An Await waits by transferring control to the event loop! How on earth
would node else continue to process other code waiting for resources. If
process A has transferred control to process B (that runs your 10,000,000
loop without interruptions) process A waits for the event that process B is
finished with the loop – if process A then fires an SQL command it will
expect to go into a I/O long wait but before it transfers the control to
the event handler so process B may continue. The above shown code will
cause that process A and B (if the run the same code above) will process it
in trunks of 1,000,000 and shift between them for each call to
asyncEventTrigger so the processing would be … A[0] > B[0] > A[1] > B[1] …
A[9] > B[9] … - this is cause by that setTimeout() is a async process and
that is why you can’t use setTimeout() even in normal javascript to pause
the processing – you just pause the processing within the setTimeout()
exactly like a async AJAX call.



Batch example

For each year in 30 years back get each 2 packages of documentation each
about 1.5 MB zipped.

1. Download a zip-file from UN’s homepage

2. Save it in a folder

3. Unzip it

4. Unzip 10 sub-folders in the main unzipped folder

5. Read through each documentation text document and create metadata
Javascript Objects for each document type that defines the whole standard
based on the content (reverse documentation)

by looping through the documentation byte for byte.

- Data-elements

- Composites

- Messages

- Segments

- Codelists 1 + 2

6. Stringify the javascript object into JSON and save the JSON into
files.



Wouldn’t you call that a batch process???

There are many others. E.g. you receive some XML files via FTP you have to
process – some may have a lot of data and may update several tables in you
DB or you have to transfer your daily invoices in trunks to each partner in
XML which requires reading of a queue, reading in tables, creating a XML
document pr. Invoice/partner saving the “package” in the IFS and sending
them with FTP etc.

Or you may want to create binary office documents that includes images or a
lot of other stuff so nodejs is used to many other things than just serving
web-pages and should imho be considered just like java – a VM that runs
javascript to whatever purpose (many that are covered by the 500,000 free
npm’s.)

On Tue, Mar 20, 2018 at 1:24 AM, Nathan Andelin <nandelin@xxxxxxxxx> wrote:

On Mon, Mar 19, 2018 at 10:11 AM, Kelly Cookson <KCookson@xxxxxxxxxxxx>
wrote:

Henrik,

Being a newbie, I am curious. Why would I want to use Node if I’m not
leveraging the event loop with asynchronous programming?

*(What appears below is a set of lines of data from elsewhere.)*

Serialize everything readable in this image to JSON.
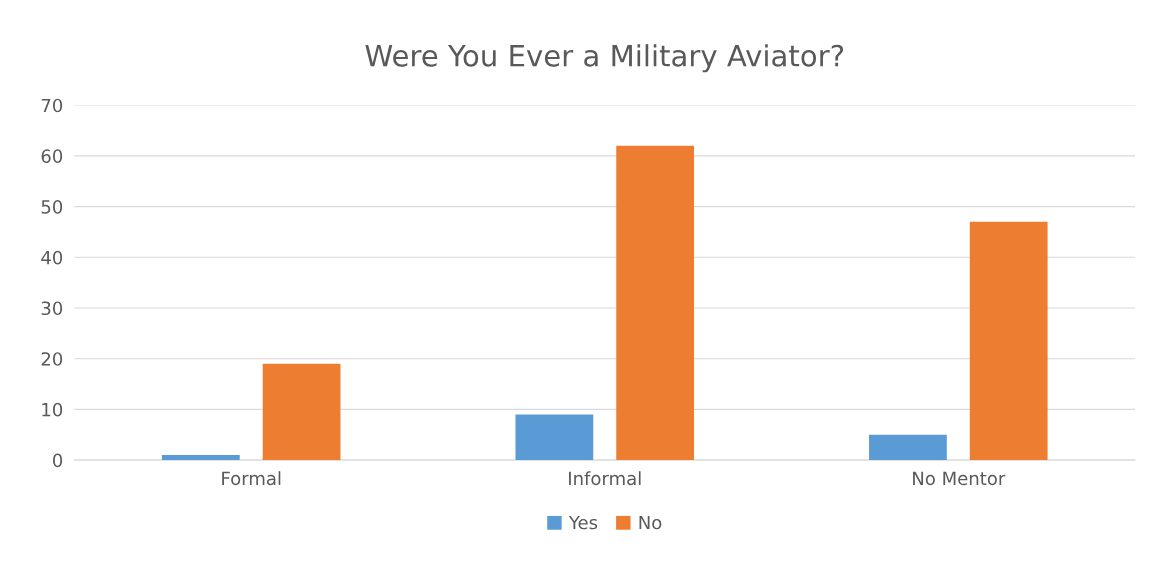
{
  "chart_data": {
    "type": "bar",
    "title": "Were You Ever a Military Aviator?",
    "categories": [
      "Formal",
      "Informal",
      "No Mentor"
    ],
    "series": [
      {
        "name": "Yes",
        "color": "#5b9bd5",
        "values": [
          1,
          9,
          5
        ]
      },
      {
        "name": "No",
        "color": "#ed7d31",
        "values": [
          19,
          62,
          47
        ]
      }
    ],
    "ylim": [
      0,
      70
    ],
    "yticks": [
      0,
      10,
      20,
      30,
      40,
      50,
      60,
      70
    ],
    "grid": "y",
    "legend": "bottom"
  }
}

I'm not aware of any way to avoid the event loop in Node.js. It appears
that you can block the cycle from running by coding something like a tight
for-loop (i.e. for i = 1 to 100000000). That would be bad form, of course.
Something like that would block any other scripts from running in that
server. If you ran that in the master process that had forked a set of
child processes, then it would block any inter-process communication that
any applications may rely on.

Perhaps Henrik hadn't put much thought into his message. It wasn't clear
(to me at least) whether his reference to asynchronous programming was in
regard to the new "async" and "await" keywords which make functions appear
to wait for things like DB I/O to occur. They don't actually wait. It's
just a clever way to implement callbacks in Node.js without passing a
reference to callback functions. The actual callback is to the same
function code following the "await" keyword. The function appears to resume
where it left off during an I/O operation, or the like. Several cycles of
the event loop could have actually occurred in between, while the I/O had
actually been passed off to another thread in the thread pool.

I understand in theory that I could have an instance of the event loop
running that processes a batch script instead of handing it off to worker
threads. But that why would I want to do that? I’m genuinely curious
since
I’m still learning and this may be a failure of my imagination.


I'm curious too. Particularly if the "batch script" were performing any DB
I/O. Why would you do that in Node.js?